# JBS's Dirty Family Secrets



## ozarkian (Dec 11, 2010)

I hope this type of news will improve the American Beef markets.

https://www.agweb.com/article/dirty-family-secret-is-behind-jbss-20-billion-buying-spree-blmg/


----------



## hillside hay (Feb 4, 2013)

Appears to be business as usual. The last ten years they've bought the majority of animals here.


----------



## Tim/South (Dec 12, 2011)

I wonder how many were bribed here in the U.S.? It has always been obvious there was market manipulation. JBS is a snake in the grass.
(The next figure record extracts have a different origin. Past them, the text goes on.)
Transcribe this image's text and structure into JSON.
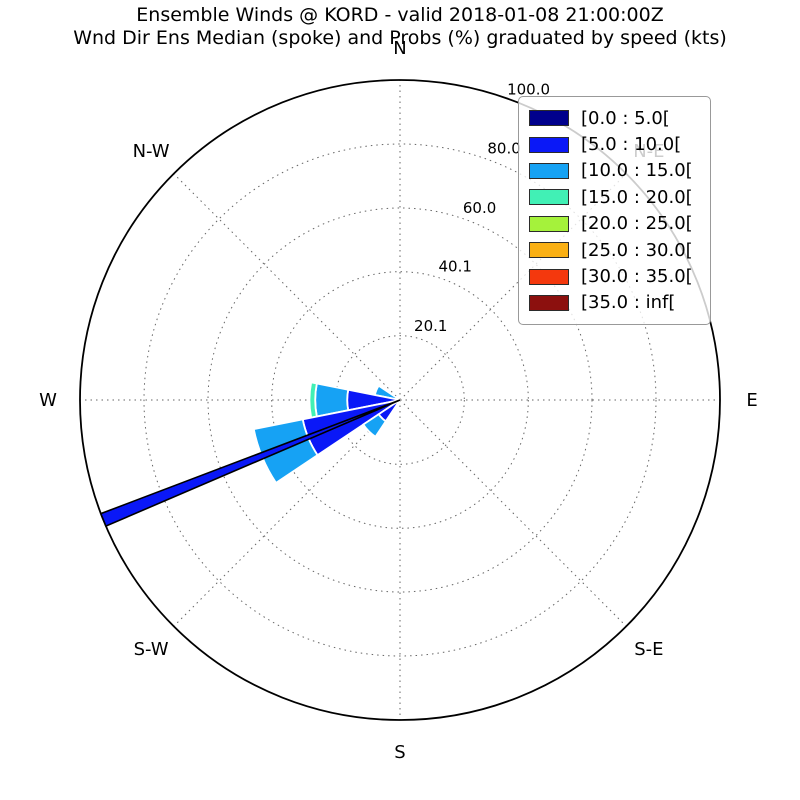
{
  "header": {
    "title": "Ensemble Winds @ KORD - valid 2018-01-08 21:00:00Z",
    "subtitle": "Wnd Dir Ens Median (spoke) and Probs (%) graduated by speed (kts)"
  },
  "legend": {
    "entries": [
      {
        "label": "[0.0 : 5.0[",
        "color": "#00008C"
      },
      {
        "label": "[5.0 : 10.0[",
        "color": "#0A18F7"
      },
      {
        "label": "[10.0 : 15.0[",
        "color": "#16A2F4"
      },
      {
        "label": "[15.0 : 20.0[",
        "color": "#41F0B5"
      },
      {
        "label": "[20.0 : 25.0[",
        "color": "#A5F23B"
      },
      {
        "label": "[25.0 : 30.0[",
        "color": "#FAB014"
      },
      {
        "label": "[30.0 : 35.0[",
        "color": "#F4380D"
      },
      {
        "label": "[35.0 : inf[",
        "color": "#8C100E"
      }
    ]
  },
  "chart_data": {
    "type": "windrose-bar",
    "title": "Ensemble Winds @ KORD - valid 2018-01-08 21:00:00Z",
    "subtitle": "Wnd Dir Ens Median (spoke) and Probs (%) graduated by speed (kts)",
    "radial_unit": "probability %",
    "speed_unit": "kts",
    "radial_max": 100.0,
    "radial_ticks": [
      20.1,
      40.1,
      60.0,
      80.0,
      100.0
    ],
    "tick_label_angle_deg": 22.5,
    "grid_on": true,
    "legend_position": "upper-right",
    "compass_labels": [
      {
        "label": "N",
        "deg": 0
      },
      {
        "label": "N-E",
        "deg": 45
      },
      {
        "label": "E",
        "deg": 90
      },
      {
        "label": "S-E",
        "deg": 135
      },
      {
        "label": "S",
        "deg": 180
      },
      {
        "label": "S-W",
        "deg": 225
      },
      {
        "label": "W",
        "deg": 270
      },
      {
        "label": "N-W",
        "deg": 315
      }
    ],
    "direction_bins": [
      {
        "direction": "WNW",
        "center_deg": 292.5,
        "width_deg": 22.5,
        "segments": [
          {
            "speed": "[10.0 : 15.0[",
            "from_pct": 0.0,
            "to_pct": 8.0
          }
        ]
      },
      {
        "direction": "W",
        "center_deg": 270.0,
        "width_deg": 22.5,
        "segments": [
          {
            "speed": "[5.0 : 10.0[",
            "from_pct": 0.0,
            "to_pct": 16.5
          },
          {
            "speed": "[10.0 : 15.0[",
            "from_pct": 16.5,
            "to_pct": 26.5
          },
          {
            "speed": "[15.0 : 20.0[",
            "from_pct": 26.5,
            "to_pct": 28.3
          }
        ]
      },
      {
        "direction": "WSW",
        "center_deg": 247.5,
        "width_deg": 22.5,
        "segments": [
          {
            "speed": "[5.0 : 10.0[",
            "from_pct": 0.0,
            "to_pct": 31.0
          },
          {
            "speed": "[10.0 : 15.0[",
            "from_pct": 31.0,
            "to_pct": 46.6
          }
        ]
      },
      {
        "direction": "SW",
        "center_deg": 225.0,
        "width_deg": 22.5,
        "segments": [
          {
            "speed": "[5.0 : 10.0[",
            "from_pct": 0.0,
            "to_pct": 8.0
          },
          {
            "speed": "[10.0 : 15.0[",
            "from_pct": 8.0,
            "to_pct": 13.8
          }
        ]
      }
    ],
    "median_spoke": {
      "direction_deg": 248.0,
      "length_pct": 100.0,
      "half_width_deg": 1.2,
      "fill_speed": "[5.0 : 10.0[",
      "edge_color": "#000000"
    },
    "style": {
      "grid_color": "#666666",
      "outer_circle_color": "#000000",
      "segment_edge_color": "#ffffff",
      "text_color": "#000000"
    }
  }
}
We are still buying 2,500 tons per month of Brazilian fresh beef. Why? (Don't answer)



> "Not only was JBS able to make purchases for loans secured with bribes, they were able to jump into the U.S. cattle market and outbid potential U.S. investors for these assets," he said. "Through ill-gotten means, JBS has been able to gain control of a large portion of the U.S. cattle industry.


----------



## carcajou (Jan 28, 2011)

I dont understand the immunity. To me its just another level of corruption offered too often.


----------



## Vol (Jul 5, 2009)

South America has always operated that way and they always will.....and you might as well add Latin America and Mexico. The US is getting pretty corrupt too....so what's a fella to do?

Regards, Mike


----------



## r82230 (Mar 1, 2016)

Find the least corrupt place to live........................... oh wait, is that even possible??? My Dad used to say "what's this world coming to", lucky for him he doesn't have to see it.

Larry


----------



## Waldo (Apr 29, 2016)

r882230 come down to oz corruption not the problem poloticians are.


----------



## Teslan (Aug 20, 2011)

JBS selling cattle feeding operations.

http://www.greeleytribune.com/news/business/jbs-usa-to-sell-its-us-cattle-feeding-operations/


----------



## Tim/South (Dec 12, 2011)

Teslan said:


> JBS selling cattle feeding operations.
> 
> http://www.greeleytribune.com/news/business/jbs-usa-to-sell-its-us-cattle-feeding-operations/


Interesting. Thanks for sharing.


----------